MEXICO’S CENTRAL BANK GOING DIGITAL

MEXICO’S CENTRAL BANK GOING DIGITAL

The Bank of Mexico will launch its own digital currency within two years in an attempt to bring more people out of the country’s dominant all-cash economy and into the nation’s financial system, the administration of Mexican president Manuel Lopez Obrador announced on 5 January.

The informal economy accounts for about 22 percent of Mexico’s GDP, according to The Wall Street Journal.

The bank will expand the nation’s current electronic payments system to include a digital currency “under a rapid, safe, and efficient framework,” the bank said in its own announcement.

The central bank’s initiative follows a June comment by Mexican billionaire Ricardo Pliego that his Banco Aztecabecome would be the first bank in the country to accept Bitcoin as currency.

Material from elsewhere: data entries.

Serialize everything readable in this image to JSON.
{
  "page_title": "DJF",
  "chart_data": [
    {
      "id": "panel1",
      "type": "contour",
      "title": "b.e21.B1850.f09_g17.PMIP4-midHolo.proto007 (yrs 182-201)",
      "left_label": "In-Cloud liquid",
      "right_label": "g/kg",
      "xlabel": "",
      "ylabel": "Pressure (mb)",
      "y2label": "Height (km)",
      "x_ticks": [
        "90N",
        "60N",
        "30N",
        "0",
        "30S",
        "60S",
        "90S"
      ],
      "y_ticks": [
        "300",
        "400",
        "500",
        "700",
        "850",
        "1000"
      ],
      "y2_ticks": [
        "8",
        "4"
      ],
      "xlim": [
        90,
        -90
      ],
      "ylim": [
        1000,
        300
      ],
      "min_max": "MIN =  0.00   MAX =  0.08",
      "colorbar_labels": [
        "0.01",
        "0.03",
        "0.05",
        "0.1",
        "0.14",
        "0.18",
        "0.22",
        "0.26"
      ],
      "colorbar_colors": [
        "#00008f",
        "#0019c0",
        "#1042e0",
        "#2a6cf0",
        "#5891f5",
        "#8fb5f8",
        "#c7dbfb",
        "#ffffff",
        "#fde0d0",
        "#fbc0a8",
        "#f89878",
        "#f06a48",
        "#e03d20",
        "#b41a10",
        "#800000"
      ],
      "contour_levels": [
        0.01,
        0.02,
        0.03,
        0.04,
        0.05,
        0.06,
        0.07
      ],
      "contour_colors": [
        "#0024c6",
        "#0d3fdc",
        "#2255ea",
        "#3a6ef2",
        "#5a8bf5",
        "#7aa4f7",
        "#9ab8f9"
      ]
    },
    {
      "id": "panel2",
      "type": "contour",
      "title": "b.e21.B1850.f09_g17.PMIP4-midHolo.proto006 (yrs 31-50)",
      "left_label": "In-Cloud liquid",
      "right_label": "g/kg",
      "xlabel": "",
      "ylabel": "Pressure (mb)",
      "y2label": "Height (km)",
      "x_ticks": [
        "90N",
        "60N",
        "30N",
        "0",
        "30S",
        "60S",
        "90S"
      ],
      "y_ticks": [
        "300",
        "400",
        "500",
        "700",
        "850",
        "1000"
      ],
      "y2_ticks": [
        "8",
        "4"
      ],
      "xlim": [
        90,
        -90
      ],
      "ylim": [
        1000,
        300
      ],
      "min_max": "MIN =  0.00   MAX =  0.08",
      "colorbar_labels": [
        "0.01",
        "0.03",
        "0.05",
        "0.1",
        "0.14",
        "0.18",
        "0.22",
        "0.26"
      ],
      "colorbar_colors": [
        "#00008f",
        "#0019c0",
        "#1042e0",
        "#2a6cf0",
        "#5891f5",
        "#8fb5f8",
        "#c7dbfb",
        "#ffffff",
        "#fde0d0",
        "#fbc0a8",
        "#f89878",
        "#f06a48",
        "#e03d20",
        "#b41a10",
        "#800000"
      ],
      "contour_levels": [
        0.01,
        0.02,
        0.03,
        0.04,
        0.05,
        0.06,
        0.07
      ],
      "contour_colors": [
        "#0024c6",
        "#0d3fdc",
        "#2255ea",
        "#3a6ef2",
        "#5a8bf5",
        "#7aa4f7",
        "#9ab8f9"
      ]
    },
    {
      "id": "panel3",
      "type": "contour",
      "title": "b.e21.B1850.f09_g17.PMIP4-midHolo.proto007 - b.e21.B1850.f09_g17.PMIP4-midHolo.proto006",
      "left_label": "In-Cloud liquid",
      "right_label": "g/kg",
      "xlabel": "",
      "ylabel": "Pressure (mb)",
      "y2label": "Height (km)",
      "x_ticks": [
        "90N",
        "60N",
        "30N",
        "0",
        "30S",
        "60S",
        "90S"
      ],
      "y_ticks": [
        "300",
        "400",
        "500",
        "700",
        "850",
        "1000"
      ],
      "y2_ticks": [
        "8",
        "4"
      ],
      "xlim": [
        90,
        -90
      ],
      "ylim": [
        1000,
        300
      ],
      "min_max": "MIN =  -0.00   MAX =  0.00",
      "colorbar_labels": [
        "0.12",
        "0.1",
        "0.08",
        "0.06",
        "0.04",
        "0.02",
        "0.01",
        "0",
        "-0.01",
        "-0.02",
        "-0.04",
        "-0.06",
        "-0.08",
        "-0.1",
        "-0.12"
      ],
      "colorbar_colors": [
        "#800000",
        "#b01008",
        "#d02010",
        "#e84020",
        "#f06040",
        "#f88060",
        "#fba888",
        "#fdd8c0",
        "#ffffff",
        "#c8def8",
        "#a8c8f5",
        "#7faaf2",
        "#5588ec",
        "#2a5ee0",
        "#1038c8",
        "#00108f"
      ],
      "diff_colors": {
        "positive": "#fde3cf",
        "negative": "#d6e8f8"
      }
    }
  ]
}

In response, the Bank of Mexico, the finance ministry, and regulators emphasized that Bitcoin and cryptocurrencies are not legal tender in the country and that banks are banned from dealing in them.

“Although they can be exchanged, [cryptos] do not fulfill the function of money, as their acceptance as a form of payment is limited and they aren’t a good reserve or value reference,” the officials said in a statement.

The following month, Bank of Mexico governor Alejandro Diaz de Leon said that central banks must speed development of national digital currencies to counter the spread of private cryptos and the risks they carry.

The Switzerland-based Bank for International Settlements, now led by former Bank of Mexico governor Agustin Carstens, found in a survey last year that 86 percent of central banks were studying the prospects of a national digital currency, 60 percent were testing relevant technologies, and 14 percent were running pilot tests.

Last June , El Salvador became the first nation to recognize Bitcoin as legal tender (“El Salvador Recognizes Bitcoin as Cash,” 15 Jun 2021).

TREND FORECAST: As we forecast 18 months ago in “It’s Official: Dirty Cash to Digital Trash” (28 Jul 2020), so they can track every penny spent, where you spent it and what you spent it on—and they can get their tax revenue—governments will replace hard cash with digital currencies.  

Many of the world’s central banks are developing, testing, or launching national digital currencies. In February 2021, the Bank for International Settlements surveyed 65 central banks and found that 85 percent were actively working to issue a digital currency, as we noted in “Look Who’s Minting Digital Currency Now or in the Near Future,” (16 Feb 2021).

China has led with its digital yuan, now available throughout its capital city (“China Goes Full Digital Yuan In Beijing,” 29 Jun 2021), and New York City will rise to prominence as a new center of digital finance, one of our “Top 2022 Trends.”